2. according to claim 1 method is characterized in that after step (i-2), in step (i-3) in the removal of the trace water that carries out reaction water under 1 millibar to 500 millibars the absolute pressure and under 20 ℃ to 200 ℃ the temperature and introduce with acid.

3. according to claim 1 and 2 method, it is characterized in that step (ii) in, will the initiator polyvalent alcohol and dmc catalyst drop in the reactor system and supply continuously component A) and one or more epoxy alkane B1).

4. according to claim 3 method, it is characterized in that step (ii) in, with the component A of part amount) or the polyester ether polylol (1) of the previous separately preparation according to the present invention as the initiator polyvalent alcohol.

5. according to claim 1 and 2 method, it is characterized in that step (ii) in, will be from the component A of whole amounts of step (i)) and dmc catalyst drop into, and supply continuously one or more H-officials can initial compounds and one or more epoxy alkane B1).
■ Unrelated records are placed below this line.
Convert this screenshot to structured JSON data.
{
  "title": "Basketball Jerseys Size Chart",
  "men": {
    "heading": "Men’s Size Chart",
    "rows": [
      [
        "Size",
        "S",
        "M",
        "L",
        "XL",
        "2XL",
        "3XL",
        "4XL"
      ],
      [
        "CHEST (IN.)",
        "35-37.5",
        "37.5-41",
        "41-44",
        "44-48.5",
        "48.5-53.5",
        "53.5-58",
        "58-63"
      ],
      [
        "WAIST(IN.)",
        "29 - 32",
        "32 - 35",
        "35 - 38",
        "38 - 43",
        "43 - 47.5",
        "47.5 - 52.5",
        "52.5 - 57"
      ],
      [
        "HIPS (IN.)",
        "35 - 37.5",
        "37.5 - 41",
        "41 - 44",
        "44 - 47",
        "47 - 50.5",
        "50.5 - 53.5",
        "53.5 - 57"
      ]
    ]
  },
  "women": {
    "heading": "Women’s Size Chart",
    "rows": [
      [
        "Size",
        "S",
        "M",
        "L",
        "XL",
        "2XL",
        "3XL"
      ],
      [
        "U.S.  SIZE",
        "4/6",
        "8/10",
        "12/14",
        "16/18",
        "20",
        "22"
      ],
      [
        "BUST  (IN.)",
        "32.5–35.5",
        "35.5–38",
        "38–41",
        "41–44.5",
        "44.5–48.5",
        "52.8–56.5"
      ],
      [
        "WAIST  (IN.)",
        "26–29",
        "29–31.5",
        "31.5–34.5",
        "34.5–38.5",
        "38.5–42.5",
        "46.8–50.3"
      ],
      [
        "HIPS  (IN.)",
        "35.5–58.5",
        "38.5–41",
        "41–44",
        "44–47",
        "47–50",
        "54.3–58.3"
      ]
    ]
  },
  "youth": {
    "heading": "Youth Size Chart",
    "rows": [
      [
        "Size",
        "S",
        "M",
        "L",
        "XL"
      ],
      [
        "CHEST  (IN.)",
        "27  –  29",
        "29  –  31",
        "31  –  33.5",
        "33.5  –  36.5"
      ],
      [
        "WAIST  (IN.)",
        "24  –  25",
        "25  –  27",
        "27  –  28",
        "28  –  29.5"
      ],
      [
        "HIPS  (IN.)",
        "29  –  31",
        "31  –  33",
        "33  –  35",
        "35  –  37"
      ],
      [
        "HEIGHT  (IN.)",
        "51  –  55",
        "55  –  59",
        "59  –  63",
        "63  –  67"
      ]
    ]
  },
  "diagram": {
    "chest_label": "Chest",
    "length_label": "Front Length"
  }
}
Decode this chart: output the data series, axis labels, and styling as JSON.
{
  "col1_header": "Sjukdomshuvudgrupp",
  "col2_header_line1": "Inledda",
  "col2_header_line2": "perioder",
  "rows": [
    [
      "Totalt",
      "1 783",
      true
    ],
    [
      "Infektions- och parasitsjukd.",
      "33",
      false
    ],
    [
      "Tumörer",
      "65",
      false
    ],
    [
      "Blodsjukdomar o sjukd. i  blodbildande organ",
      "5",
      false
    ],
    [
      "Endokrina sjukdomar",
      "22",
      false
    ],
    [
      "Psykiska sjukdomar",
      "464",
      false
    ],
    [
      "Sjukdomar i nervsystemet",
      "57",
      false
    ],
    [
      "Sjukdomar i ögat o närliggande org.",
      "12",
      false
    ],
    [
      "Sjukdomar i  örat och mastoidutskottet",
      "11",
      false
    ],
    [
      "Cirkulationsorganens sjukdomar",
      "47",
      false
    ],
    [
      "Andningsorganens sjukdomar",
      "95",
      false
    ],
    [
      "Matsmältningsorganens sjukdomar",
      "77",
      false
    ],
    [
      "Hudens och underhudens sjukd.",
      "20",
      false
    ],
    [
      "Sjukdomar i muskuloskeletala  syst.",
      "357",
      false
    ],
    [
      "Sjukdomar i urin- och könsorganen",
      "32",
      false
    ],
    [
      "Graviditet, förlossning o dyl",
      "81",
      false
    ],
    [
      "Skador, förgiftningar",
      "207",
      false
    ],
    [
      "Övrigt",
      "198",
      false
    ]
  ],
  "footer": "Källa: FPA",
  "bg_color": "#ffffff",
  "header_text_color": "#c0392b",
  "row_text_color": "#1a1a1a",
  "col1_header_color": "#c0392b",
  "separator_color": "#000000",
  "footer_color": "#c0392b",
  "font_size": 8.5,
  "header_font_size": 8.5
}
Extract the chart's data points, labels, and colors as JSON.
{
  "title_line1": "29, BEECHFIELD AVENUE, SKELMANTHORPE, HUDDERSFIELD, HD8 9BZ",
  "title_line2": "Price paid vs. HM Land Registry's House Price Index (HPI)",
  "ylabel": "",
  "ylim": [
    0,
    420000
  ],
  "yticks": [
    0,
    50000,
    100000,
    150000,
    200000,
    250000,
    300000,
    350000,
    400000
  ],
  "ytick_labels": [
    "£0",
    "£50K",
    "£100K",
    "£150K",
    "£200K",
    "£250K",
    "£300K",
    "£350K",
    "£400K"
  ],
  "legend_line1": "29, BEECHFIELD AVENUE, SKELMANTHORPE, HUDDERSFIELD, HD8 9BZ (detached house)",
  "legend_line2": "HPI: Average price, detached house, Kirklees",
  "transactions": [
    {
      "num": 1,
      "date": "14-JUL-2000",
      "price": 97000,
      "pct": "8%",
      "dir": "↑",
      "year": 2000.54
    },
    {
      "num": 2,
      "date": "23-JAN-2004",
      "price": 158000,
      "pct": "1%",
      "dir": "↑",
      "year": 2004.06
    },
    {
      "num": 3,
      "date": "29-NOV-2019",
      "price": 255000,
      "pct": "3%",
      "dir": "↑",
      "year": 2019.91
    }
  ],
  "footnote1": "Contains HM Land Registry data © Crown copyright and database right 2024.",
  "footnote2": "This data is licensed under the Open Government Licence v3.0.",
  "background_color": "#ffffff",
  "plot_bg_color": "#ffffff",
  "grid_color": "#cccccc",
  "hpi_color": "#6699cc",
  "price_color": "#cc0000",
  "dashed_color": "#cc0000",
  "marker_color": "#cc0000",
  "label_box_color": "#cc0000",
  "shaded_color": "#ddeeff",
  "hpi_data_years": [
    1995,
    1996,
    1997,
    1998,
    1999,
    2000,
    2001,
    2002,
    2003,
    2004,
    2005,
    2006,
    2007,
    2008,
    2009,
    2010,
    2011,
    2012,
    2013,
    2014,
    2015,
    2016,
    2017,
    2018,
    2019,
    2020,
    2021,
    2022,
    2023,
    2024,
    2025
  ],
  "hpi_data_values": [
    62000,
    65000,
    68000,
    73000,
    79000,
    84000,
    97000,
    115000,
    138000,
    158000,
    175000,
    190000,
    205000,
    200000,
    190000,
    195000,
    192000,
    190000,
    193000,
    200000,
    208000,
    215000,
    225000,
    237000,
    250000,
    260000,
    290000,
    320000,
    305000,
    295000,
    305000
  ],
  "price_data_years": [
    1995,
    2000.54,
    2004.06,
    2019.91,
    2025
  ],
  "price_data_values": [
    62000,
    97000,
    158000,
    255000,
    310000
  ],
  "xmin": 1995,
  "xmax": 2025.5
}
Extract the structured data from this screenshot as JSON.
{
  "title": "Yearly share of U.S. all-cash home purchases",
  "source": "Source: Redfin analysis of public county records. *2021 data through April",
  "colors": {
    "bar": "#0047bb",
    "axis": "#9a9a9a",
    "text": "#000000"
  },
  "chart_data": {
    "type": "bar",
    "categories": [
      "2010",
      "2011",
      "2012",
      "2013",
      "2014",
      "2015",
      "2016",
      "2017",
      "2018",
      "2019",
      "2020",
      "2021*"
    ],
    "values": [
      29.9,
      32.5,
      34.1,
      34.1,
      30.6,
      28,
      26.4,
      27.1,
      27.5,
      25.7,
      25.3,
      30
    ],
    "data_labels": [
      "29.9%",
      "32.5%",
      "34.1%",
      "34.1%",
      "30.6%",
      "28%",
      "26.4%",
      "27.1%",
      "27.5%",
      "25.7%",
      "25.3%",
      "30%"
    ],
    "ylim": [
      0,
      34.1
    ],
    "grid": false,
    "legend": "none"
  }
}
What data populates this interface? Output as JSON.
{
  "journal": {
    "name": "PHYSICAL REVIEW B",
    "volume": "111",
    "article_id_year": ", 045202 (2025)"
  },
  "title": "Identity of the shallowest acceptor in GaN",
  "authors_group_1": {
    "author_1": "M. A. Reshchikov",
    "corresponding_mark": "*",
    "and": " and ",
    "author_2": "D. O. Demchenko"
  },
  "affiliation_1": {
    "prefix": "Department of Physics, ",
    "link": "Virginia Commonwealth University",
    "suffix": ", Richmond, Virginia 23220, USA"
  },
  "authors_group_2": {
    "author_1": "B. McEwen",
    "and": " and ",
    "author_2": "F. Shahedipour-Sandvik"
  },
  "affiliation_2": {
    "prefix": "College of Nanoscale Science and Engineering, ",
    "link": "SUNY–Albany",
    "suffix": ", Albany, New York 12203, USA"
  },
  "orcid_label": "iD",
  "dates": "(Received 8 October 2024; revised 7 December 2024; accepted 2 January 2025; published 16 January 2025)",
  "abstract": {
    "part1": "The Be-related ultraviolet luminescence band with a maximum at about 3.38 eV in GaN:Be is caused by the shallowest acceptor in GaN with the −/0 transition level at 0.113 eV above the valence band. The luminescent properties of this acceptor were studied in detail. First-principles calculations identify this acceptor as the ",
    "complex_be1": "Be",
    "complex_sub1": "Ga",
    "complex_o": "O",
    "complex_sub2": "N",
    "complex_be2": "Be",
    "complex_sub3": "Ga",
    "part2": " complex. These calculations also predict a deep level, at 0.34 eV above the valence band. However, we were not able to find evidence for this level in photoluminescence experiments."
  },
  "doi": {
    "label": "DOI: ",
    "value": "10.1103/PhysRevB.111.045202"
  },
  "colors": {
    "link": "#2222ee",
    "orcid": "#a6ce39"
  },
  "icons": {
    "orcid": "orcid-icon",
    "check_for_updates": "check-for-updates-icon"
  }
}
6. according to claim 1 and 2 method, it is characterized in that step (ii) in, the dmc catalyst of initiator polyvalent alcohol and part amount is dropped in the reactor system, and supply continuously component A) and one or more epoxy alkane B1) and dmc catalyst, and the polyester ether polylol (1) that forms discharged from reactor continuously.

7. according to claim 6 method, it is characterized in that step (ii) in, with the component A of part amount) or the polyester ether polylol (1) of the previous separately preparation according to the present invention as the initiator polyvalent alcohol.

8. method one of according to claim 1-7 is characterized in that epoxy alkane to be metered into contains at least 10% oxyethane in the step (i).

9. method one of according to claim 1-8, it is characterized in that in step (i-1), at first will treat all to be supplied to one or more epoxy alkane A3 of the 5wt.%-95wt.% amount of step (i-1)) can initial compounds A1 with H-official) transform, amount with metering adds one or more fatty acid esters A2 subsequently), then will treat all to be supplied to one or more epoxy alkane A3 of the 95wt.%-5wt.% amount of step (i-1)) add and initiation reaction with the amount of metering.

10. method one of according to claim 1-9 is characterized in that described dmc catalyst uses in the concentration with respect to the amount 10ppm-1000ppm of polyester ether polylol (1).

11. method one of according to claim 1-10 is characterized in that isolating dmc catalyst after the epoxy alkane addition has finished.

12. method one of according to claim 1-11 is characterized in that described one or more fatty acid esters A2) hydroxyl group not.

13. the polyester ether polylol that one of can be according to claim 1-12 obtains.

14. polyester ether polylol according to claim 13 is for the preparation of the purposes of urethane purpose.

15. contain the urethane of the polyester ether polylol of claim 13.